The stars of heaven will fall...
By Fr. Andrew Jarmus
Director of Missions, Education and Communications
“The stars of heaven will fall, and the powers in the heavens will be shaken”(Mark 13:25) These are the first words that to my mind as I watched the footage of the Space Shuttle Columbia break apart high above the southern U.S.A. In the hours that followed, the television news channels were filled with commentary form experts and reports of recovery operations searching for the wreckage that had fallen through the states of Texas and Louisiana. A nation was again rocked.
I remember watching on television the launch of the Space Shuttle Challenger, January 28, 1986. In the 80’s shuttle launches were not regarded as “day-today” as they perhaps are now. Many wanted to be witnesses to this particular launch, as Challenger was to take history’s first civilian schoolteacher, Sharon Christa McAuliffe, into space. The eyes of millions witnessed with horror the destruction of this shuttle, the younger sister of the ill-fated Columbia.

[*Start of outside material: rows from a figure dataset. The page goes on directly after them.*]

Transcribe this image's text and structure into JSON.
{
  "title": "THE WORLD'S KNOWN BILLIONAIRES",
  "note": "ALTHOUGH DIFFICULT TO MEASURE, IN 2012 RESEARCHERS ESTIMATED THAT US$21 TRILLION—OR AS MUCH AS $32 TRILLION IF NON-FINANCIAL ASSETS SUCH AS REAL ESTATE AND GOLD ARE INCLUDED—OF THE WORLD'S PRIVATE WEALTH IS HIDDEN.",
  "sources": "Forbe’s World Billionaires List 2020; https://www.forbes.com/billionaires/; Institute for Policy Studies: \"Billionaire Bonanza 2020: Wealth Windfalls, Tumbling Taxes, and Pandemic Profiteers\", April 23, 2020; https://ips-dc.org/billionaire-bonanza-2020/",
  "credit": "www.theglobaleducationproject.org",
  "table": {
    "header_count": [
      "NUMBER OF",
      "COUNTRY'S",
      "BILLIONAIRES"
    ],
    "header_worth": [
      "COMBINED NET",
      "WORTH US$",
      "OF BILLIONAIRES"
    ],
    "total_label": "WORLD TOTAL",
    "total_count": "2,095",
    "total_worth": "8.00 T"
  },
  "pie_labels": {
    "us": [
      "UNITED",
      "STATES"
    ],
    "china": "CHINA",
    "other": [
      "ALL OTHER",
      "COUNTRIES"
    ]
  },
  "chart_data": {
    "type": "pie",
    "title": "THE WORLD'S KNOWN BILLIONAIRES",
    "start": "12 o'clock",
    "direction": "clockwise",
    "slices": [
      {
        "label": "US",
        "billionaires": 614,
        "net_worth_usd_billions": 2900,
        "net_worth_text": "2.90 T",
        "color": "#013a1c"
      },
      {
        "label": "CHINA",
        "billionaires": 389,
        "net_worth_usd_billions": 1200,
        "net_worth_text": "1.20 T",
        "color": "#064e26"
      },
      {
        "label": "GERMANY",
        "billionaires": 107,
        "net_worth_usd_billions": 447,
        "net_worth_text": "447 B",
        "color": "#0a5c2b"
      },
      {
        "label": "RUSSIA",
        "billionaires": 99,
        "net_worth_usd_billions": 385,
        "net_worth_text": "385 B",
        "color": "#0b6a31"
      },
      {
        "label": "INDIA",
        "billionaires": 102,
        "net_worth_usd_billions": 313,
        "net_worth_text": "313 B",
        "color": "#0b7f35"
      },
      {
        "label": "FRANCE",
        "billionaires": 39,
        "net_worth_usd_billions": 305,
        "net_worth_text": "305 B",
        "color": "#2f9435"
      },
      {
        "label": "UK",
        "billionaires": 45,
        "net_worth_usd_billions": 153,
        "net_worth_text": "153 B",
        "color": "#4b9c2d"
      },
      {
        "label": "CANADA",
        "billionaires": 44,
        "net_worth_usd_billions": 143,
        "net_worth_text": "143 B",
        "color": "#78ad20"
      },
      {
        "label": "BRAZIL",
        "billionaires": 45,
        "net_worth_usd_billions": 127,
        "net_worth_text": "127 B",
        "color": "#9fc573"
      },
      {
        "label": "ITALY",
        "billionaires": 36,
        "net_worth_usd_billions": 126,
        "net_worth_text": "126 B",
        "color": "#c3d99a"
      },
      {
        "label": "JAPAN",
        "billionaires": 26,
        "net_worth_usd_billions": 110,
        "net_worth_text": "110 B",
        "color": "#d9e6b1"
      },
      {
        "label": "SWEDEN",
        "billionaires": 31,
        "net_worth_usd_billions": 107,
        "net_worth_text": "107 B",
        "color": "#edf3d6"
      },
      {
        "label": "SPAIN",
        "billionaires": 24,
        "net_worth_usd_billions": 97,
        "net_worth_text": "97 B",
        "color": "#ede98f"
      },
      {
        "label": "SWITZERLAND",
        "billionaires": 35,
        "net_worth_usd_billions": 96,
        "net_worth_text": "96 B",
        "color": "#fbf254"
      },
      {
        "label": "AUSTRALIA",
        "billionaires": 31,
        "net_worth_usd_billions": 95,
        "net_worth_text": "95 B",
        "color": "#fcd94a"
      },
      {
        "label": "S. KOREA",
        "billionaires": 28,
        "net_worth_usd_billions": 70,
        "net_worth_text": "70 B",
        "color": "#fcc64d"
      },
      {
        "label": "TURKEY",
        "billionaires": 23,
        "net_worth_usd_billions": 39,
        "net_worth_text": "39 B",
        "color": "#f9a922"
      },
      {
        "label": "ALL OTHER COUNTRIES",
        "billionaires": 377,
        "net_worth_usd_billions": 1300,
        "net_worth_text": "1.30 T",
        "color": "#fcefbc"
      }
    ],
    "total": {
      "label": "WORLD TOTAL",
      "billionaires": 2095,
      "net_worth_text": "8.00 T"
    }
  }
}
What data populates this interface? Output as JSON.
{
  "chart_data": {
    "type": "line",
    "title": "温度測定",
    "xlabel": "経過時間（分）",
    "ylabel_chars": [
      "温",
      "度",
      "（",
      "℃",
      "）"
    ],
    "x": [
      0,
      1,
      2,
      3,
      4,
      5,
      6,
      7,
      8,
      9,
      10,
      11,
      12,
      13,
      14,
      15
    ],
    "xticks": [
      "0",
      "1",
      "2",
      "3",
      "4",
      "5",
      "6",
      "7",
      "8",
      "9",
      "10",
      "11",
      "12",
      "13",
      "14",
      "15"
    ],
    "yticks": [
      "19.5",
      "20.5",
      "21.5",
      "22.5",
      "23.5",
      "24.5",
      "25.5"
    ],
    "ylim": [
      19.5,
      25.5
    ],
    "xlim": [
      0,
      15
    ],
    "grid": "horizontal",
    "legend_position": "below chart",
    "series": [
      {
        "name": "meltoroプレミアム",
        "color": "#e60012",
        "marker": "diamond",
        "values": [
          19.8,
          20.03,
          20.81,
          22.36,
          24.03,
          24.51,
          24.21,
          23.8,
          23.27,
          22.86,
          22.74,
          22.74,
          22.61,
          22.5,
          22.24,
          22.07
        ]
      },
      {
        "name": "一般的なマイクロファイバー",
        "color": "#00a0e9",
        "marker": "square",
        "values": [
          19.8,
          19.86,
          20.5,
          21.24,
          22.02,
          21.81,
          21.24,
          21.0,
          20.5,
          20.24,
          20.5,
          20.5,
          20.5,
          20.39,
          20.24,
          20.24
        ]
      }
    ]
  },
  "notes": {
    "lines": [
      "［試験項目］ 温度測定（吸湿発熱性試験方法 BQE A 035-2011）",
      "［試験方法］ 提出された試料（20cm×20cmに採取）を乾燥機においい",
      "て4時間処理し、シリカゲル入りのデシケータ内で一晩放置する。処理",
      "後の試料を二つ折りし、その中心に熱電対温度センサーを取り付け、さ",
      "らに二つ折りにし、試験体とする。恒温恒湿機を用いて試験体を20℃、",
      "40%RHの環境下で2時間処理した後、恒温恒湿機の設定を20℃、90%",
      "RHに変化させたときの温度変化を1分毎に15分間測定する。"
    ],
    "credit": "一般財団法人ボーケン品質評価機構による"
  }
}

Memorials appeared everywhere, and the world offered its condolences to the grieving American nation.
There is something different, though, about the reaction to the Columbia’s destruction. To be sure, the loss of the Challenger and her crew is a tragedy. Reading about the lives of the seven astronauts who perished, about those whom they left behind, one could not but be filled with sadness. The difference now, though, is that it has happened once before. Back in the 1980’s Challenger’s destruction hit people with such power because it was a first. Reacting to Columbia’s destruction, many are saying that, while tragic indeed, it’s quite amazing that this is only the second time something like this has happened in the history of the shuttle program. A good friend of mine, in an email he sent me, put it this way: “It was a terrible waste of life in my opinion. These astronauts are flying in 1970s technology, putting their lives on the line. . . It’s probably a miracle that more accidents haven’t occurred. . .” What is different with this accident is that we witness it with an awareness of our frailty. We’ve already seen one shuttle come down in flames, so we know that it’s possible - dare we say even expected, eventually.
The Holy Fathers of our Faith teach us that, living in an imperfect, fallen world, there are no guarantees in life. Spiritually, one of the most dangerous attitudes to take is “It couldn’t happen to me. I’m too ________ (smart, fast, young, wise. . . fill in the blank however you wish).” As pride convinces us that we are immune to tragedy, we thus become most open to it. The spiritual danger is that, thinking we’re somehow shielded from pain and misfortune, we are not prepared when it hits. Then, when something bad does happen, we are filled with an even more profound shock, confusion, resentment and despair.
This lesson also relates to Jesus’ teachings about being ready for the final judgement. Those who think they have all the time in the world to make things right with God before the end need only consider Jesus’ parable about the landowner with a great harvest. This man thought that his life was set and that he could now sit back and relax. “But God said to him, ‘Fool! This night your soul will be required of you; then whose will those things be which you have provided?’”(Luke 12:20)
The saints teach that one of the great spiritual virtues is the “remembrance of death.”. This attitude should not be interpreted as something morose. We are not counseled to walk around in a cloud of gloom, like an Orthodox “Eeyore”. It is simply my awareness of my own mortality - yes, it could happen to me. This awareness alters the way we look at life. St. Simeon the New Theologian teaches, “When you pray, do so as if you knew that you were praying for the very last time.” This is a very good and fruitful exercise, and we can try it with many things: receiving Holy Communion; attending Liturgy; spending time with our children; telling our spouses we love them; talking with our parents… and the list goes on.
In the Canon of Repentance to Our Lord Jesus Christ, we hear this: “Do not trust, my soul, in your physical health, and in your quickly-passing beauty. For you see that the strong and the young die. But say: ‘O Christ our God, have mercy on me, who am unworthy.’” To come face-to-face with the real frailty of our race - even “the strong and the young” - can be a stark wake-up call. But it is one that helps us focus on that which is of ultimate importance.
While things of this earth are all susceptible to decay and destruction, the mercy of God endures, without corruption, forever. Let us put our faith always in this mercy - in God’s unconditional and limitless love for us. Carrying this in our hearts, we will always be close to a safe-haven of peace, regardless of what we face on (or above) the stormy waters of this fallen world.